The Ghostwriter and How to Write a Sentence

A sentence. On its face, a sentence is a very simple thing to write. Stick a noun and a verb together and tah-dah! you’ve got yourself a sentence.

She cried.
Eliot trembled.
The sky darkened
. (Okay, I slipped in a definite article. Sue me.)

A piece of cake, no? So how is it that so many people muck it up? For starters, that noun and verb, while the essential building blocks of a sentence, are often used as weak scaffolding for the incoherent edifices that many writers construct. Noun, verb, adjective, adverb (more than one of each), dependent clause, adverbial clause piled one upon the other. Add mood, voice, case… oh my, you can see how things can go south very quickly.

For too many writers, writing a sentence is like piling on layer upon layer of clothes. To be sure, sometimes the layers are nice; sometimes they are of fine fabric but ultimately to be beautiful they must bring to life what is beneath, not mask what is beneath. Strip away the words, just as you would strip away layers of clothing, and you arrive at the thing itself – in this case, the writer at her most naked. Her sentence.
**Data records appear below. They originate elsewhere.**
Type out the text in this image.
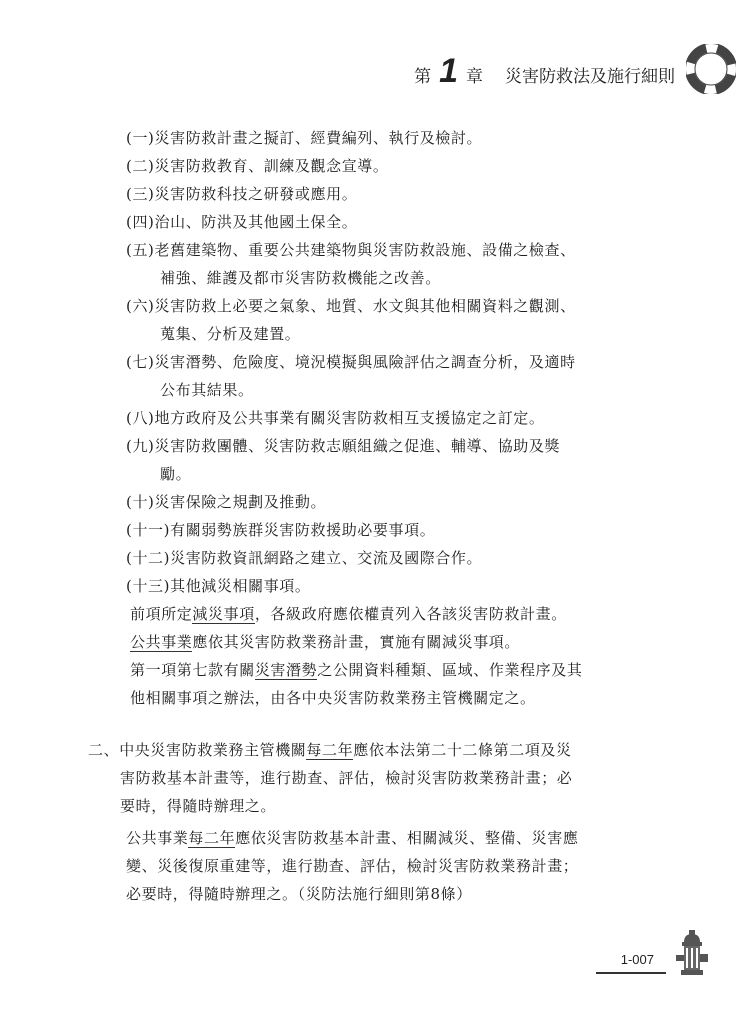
第 1 章 災害防救法及施行細則
(一)災害防救計畫之擬訂、經費編列、執行及檢討。
(二)災害防救教育、訓練及觀念宣導。
(三)災害防救科技之研發或應用。
(四)治山、防洪及其他國土保全。
(五)老舊建築物、重要公共建築物與災害防救設施、設備之檢查、
補強、維護及都市災害防救機能之改善。
(六)災害防救上必要之氣象、地質、水文與其他相關資料之觀測、
蒐集、分析及建置。
(七)災害潛勢、危險度、境況模擬與風險評估之調查分析，及適時
公布其結果。
(八)地方政府及公共事業有關災害防救相互支援協定之訂定。
(九)災害防救團體、災害防救志願組織之促進、輔導、協助及獎
勵。
(十)災害保險之規劃及推動。
(十一)有關弱勢族群災害防救援助必要事項。
(十二)災害防救資訊網路之建立、交流及國際合作。
(十三)其他減災相關事項。
前項所定減災事項，各級政府應依權責列入各該災害防救計畫。
公共事業應依其災害防救業務計畫，實施有關減災事項。
第一項第七款有關災害潛勢之公開資料種類、區域、作業程序及其
他相關事項之辦法，由各中央災害防救業務主管機關定之。
二、中央災害防救業務主管機關每二年應依本法第二十二條第二項及災
害防救基本計畫等，進行勘查、評估，檢討災害防救業務計畫；必
要時，得隨時辦理之。
公共事業每二年應依災害防救基本計畫、相關減災、整備、災害應
變、災後復原重建等，進行勘查、評估，檢討災害防救業務計畫；
必要時，得隨時辦理之。（災防法施行細則第8條）
1-007
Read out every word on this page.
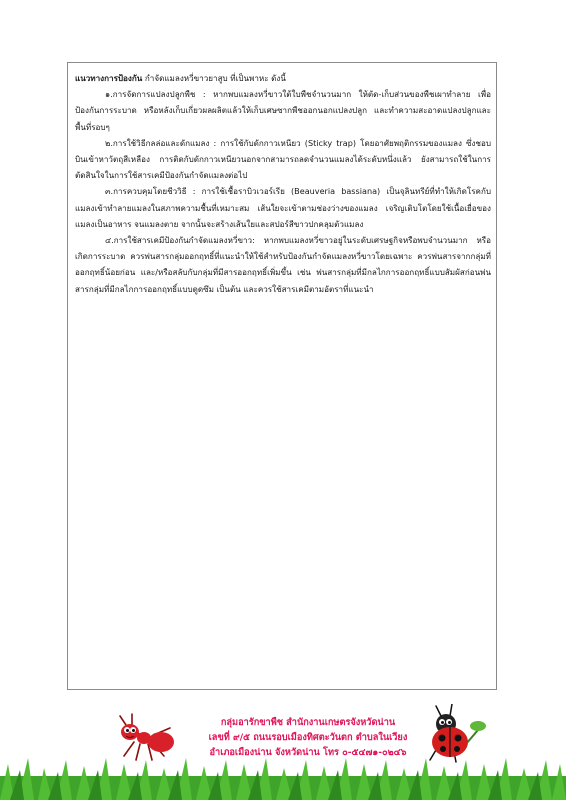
แนวทางการป้องกัน กำจัดแมลงหวี่ขาวยาสูบ ที่เป็นพาหะ ดังนี้

๑.การจัดการแปลงปลูกพืช : หากพบแมลงหวี่ขาวใต้ใบพืชจำนวนมาก ให้ตัด-เก็บส่วนของพืชเผาทำลาย เพื่อป้องกันการระบาด หรือหลังเก็บเกี่ยวผลผลิตแล้วให้เก็บเศษซากพืชออกนอกแปลงปลูก และทำความสะอาดแปลงปลูกและพื้นที่รอบๆ

๒.การใช้วิธีกลล่อและดักแมลง : การใช้กับดักกาวเหนียว (Sticky trap) โดยอาศัยพฤติกรรมของแมลง ซึ่งชอบบินเข้าหาวัตถุสีเหลือง การติดกับดักกาวเหนียวนอกจากสามารถลดจำนวนแมลงได้ระดับหนึ่งแล้ว ยังสามารถใช้ในการตัดสินใจในการใช้สารเคมีป้องกันกำจัดแมลงต่อไป

๓.การควบคุมโดยชีววิธี : การใช้เชื้อราบิวเวอร์เรีย (Beauveria bassiana) เป็นจุลินทรีย์ที่ทำให้เกิดโรคกับแมลงเข้าทำลายแมลงในสภาพความชื้นที่เหมาะสม เส้นใยจะเข้าตามช่องว่างของแมลง เจริญเติบโตโดยใช้เนื้อเยื่อของแมลงเป็นอาหาร จนแมลงตาย จากนั้นจะสร้างเส้นใยและสปอร์สีขาวปกคลุมตัวแมลง

๔.การใช้สารเคมีป้องกันกำจัดแมลงหวี่ขาว: หากพบแมลงหวี่ขาวอยู่ในระดับเศรษฐกิจหรือพบจำนวนมาก หรือเกิดการระบาด ควรพ่นสารกลุ่มออกฤทธิ์ที่แนะนำให้ใช้สำหรับป้องกันกำจัดแมลงหวี่ขาวโดยเฉพาะ ควรพ่นสารจากกลุ่มที่ออกฤทธิ์น้อยก่อน และ/หรือสลับกับกลุ่มที่มีสารออกฤทธิ์เพิ่มขึ้น เช่น พ่นสารกลุ่มที่มีกลไกการออกฤทธิ์แบบสัมผัสก่อนพ่นสารกลุ่มที่มีกลไกการออกฤทธิ์แบบดูดซึม เป็นต้น และควรใช้สารเคมีตามอัตราที่แนะนำ

กลุ่มอารักขาพืช สำนักงานเกษตรจังหวัดน่าน
เลขที่ ๙/๕ ถนนรอบเมืองทิศตะวันตก ตำบลในเวียง
อำเภอเมืองน่าน จังหวัดน่าน โทร ๐-๕๔๗๑-๐๒๔๖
Let me be quick to say that writing a good sentence is not about being naked (in either a real or metaphorical sense.) It is about having the courage to be naked. It is that courage that suffuses a sentence with power.

A good sentence does not say, “Oh my, I am not pretty enough to be naked.” A good sentence says, “This is what I am and what I am is, by definition, exactly what I should be. Therefore, I am beautiful.”

There is nothing more powerful, more seductive, more compelling than courage. If you infuse your sentence (and the sentences to follow) with courage, you will find that one, all those awful layers of words that you’ve been using to mask what is true about your sentence are unnecessary and two, that you are writing what you really want to write. You are being truly and wholly your narrative “you.”

Try this simple exercise: Take any sentence you’ve written and strip it down. Take away the adverbs. Now, take away the adjectives. Keep going. Don’t stop now. Don’t hide behind a clause or two. Get down to the naked sentence. Now, write another sentence after it, equally stripped down. And another.

When you’ve got a paragraph, strut it around a bit. Then and only then, dress your sentences up a bit. Just enough to show off the bareness beneath, not to hide it. If you can do this, you will be a much better and much stronger writer.